Americans spend nearly $2 billion a year on quilting, according to Quilter's newsletter and magazine.

Why Start Quilting?

Good Morning America Lifestyle Contributor Rebecca Kolls spoke to quilting experts Marianne Fons and Liz Porter, hosts of the TV show Quilting with Fons and Porter, about how to get started in quilting.

The presumption that quilting is a time-consuming and tedious task done by hand is false, Fons said, as is the notion that it is just for older women. Porter's daughter, for instance, is the president of the Harvard Law School Quilting Club.

Quilters normally get started because of new changes in their lives.

Many women start quilting when they're pregnant because they want to make a baby quilt, Fons said. Or grandmothers start quilting to create keepsakes for their grandchildren.

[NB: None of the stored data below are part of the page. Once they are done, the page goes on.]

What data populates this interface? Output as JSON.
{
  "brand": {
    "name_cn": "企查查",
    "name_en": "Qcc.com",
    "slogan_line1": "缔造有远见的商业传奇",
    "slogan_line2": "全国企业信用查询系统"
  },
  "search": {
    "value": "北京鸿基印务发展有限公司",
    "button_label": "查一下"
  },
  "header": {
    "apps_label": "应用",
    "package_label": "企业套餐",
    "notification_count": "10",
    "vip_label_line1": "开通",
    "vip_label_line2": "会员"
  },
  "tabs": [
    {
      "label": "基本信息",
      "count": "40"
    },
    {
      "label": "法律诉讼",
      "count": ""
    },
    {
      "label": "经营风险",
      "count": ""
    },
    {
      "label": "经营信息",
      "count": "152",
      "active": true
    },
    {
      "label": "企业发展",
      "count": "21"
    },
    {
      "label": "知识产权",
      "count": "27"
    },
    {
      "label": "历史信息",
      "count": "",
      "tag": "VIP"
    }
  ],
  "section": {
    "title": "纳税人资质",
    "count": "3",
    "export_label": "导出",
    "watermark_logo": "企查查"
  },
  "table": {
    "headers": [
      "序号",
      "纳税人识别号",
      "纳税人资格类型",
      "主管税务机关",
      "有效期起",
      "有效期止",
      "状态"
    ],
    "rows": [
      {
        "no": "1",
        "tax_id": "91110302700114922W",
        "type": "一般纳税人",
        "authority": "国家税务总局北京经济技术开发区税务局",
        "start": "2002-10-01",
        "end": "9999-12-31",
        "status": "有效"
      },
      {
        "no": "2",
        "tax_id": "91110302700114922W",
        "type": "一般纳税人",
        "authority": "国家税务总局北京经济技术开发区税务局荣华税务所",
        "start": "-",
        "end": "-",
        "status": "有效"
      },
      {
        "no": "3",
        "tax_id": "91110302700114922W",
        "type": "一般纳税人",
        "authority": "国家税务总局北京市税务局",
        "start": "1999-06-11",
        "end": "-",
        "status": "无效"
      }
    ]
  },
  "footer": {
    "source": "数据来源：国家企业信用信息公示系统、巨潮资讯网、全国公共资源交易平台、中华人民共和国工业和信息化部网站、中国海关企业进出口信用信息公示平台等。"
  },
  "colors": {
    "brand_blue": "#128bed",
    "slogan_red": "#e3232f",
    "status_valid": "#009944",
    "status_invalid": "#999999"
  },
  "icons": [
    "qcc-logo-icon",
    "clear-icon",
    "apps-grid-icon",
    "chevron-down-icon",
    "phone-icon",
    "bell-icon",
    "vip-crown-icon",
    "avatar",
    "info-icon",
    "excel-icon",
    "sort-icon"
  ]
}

Others grab their quilting needles when they move into a new, country-style house, and take it up as a sort of housewarming gift to themselves.

Most quilters are female, with an average age of 55. They spend an average of 11 years quilting, and some own more than $5,000 worth of equipment.

Fons and Porter usually draw from traditional patterns, and update them. It's not cheating to use a sewing machine to put the quilt together, they say. Often, they put together patchwork scrap quilts that use different types of fabric.

Building a Quilt

To make a quilt, you will need the following items: fabric, rotary cutter, cutting mat, thick plastic ruler, sewing machine and thread.

A quilt is made up of the top, the batting (the layer of padding in between), and the backing. These three elements are held together by stitches done by hand or by machine. But the main design work goes in the top layer.

The top can be put together one of two ways: patchwork or appliqué.

Patchwork quilts tend to have geometric shapes, and they're put together by cutting little pieces of fabric and sewing them together to make a pattern. The quilts displayed on Good Morning America Thursday were all patchwork, which tend to have geometric shapes.

Appliqué quilts, often more floral or curved, are made by cutting out patterns and stitching them onto a background.

For patchwork quilt, you cut strips from fabric, then "subcut" strips into other shapes. For a patchwork, they tend to be geometric shapes like squares, rectangles, diamonds, etc. Then you join the pieces with a straight seam on the sewing machine.

Next, you join the pieces together to make a "quilt block" — a pattern like a star, a basket, a log cabin, etc. When you make enough blocks, join them together into a quilt.

Then you prepare the top for quilting, by hand or machine. This is also called "layering." Many modern quilters just do the top, and send the three pieces out to a professional "finisher" to put together.